The pistol hung from her hand, pulling her down, a burden heavier than she could bear. The other women, all in their teens, hovered behind the front door and the flanking windows, watching. V pictured dark woods, a crescent moon riding across a deep indigo sky, a dark night procession of pretty girls and tall dogs lit by yellow pine-knot torches, tangled bodies of bloody young men heaped in a wagon-bed.

V said, Could I come inside and meet your girls?


THEY WERE INDEED PRETTY and strange and might have fallen from Venus for all they knew of the current outside world.
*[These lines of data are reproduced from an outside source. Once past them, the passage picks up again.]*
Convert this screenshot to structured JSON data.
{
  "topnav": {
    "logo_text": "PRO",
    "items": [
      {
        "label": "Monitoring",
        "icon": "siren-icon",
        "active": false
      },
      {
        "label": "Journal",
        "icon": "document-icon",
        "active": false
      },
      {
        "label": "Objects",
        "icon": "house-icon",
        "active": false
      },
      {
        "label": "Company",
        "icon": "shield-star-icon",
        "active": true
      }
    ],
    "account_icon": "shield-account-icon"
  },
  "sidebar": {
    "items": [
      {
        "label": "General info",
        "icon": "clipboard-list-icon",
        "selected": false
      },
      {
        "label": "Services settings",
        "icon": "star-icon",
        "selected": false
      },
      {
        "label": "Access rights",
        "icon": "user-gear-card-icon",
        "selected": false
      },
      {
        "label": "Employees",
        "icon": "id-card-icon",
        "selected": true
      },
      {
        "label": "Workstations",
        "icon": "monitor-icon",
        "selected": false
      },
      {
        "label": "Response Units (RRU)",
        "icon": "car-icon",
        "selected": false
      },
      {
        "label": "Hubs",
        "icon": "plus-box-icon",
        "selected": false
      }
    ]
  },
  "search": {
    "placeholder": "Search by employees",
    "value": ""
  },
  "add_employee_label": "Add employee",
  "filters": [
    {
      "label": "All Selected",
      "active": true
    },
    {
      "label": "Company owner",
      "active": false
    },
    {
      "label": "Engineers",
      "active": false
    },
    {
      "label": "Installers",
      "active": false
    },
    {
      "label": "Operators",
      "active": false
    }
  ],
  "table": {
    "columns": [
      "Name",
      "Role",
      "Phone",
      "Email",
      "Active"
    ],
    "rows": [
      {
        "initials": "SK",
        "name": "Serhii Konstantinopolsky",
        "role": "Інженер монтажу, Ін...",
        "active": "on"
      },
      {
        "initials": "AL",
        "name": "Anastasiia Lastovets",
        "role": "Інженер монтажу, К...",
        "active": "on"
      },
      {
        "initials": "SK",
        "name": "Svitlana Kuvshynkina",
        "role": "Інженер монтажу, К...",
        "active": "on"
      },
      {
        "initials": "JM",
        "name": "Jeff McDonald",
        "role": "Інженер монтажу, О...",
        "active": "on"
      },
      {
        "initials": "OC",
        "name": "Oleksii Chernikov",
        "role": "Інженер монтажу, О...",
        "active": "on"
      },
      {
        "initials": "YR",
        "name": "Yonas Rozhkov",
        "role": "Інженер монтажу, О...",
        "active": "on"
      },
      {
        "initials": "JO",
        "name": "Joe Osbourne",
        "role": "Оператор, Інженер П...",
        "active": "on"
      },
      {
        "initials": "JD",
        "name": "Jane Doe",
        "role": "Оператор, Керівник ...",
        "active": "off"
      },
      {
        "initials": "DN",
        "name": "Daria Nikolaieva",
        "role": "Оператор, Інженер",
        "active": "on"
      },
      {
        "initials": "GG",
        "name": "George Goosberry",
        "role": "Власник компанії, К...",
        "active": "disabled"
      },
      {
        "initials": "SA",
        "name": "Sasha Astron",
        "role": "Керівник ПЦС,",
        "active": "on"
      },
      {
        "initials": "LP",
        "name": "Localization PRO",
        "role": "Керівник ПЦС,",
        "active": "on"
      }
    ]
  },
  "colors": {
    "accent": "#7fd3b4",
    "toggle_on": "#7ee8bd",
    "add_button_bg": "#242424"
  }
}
They lined up to meet V, a receiving line. They were all the same size, and V imagined a common pile of worn and faded dresses from before the war—every morning each girl just drawing something from the pile without thought of possession or personal style. They had names along the lines of flowering plants and tragic heroines. Names like Daisy and Daphne and Laurel and Hecuba, though V couldn’t keep any of them straight. The girls flurried around preparing an afternoon tea, carrying their pistols and then setting them down on every horizontal surface in a percussive four-beat rhythm.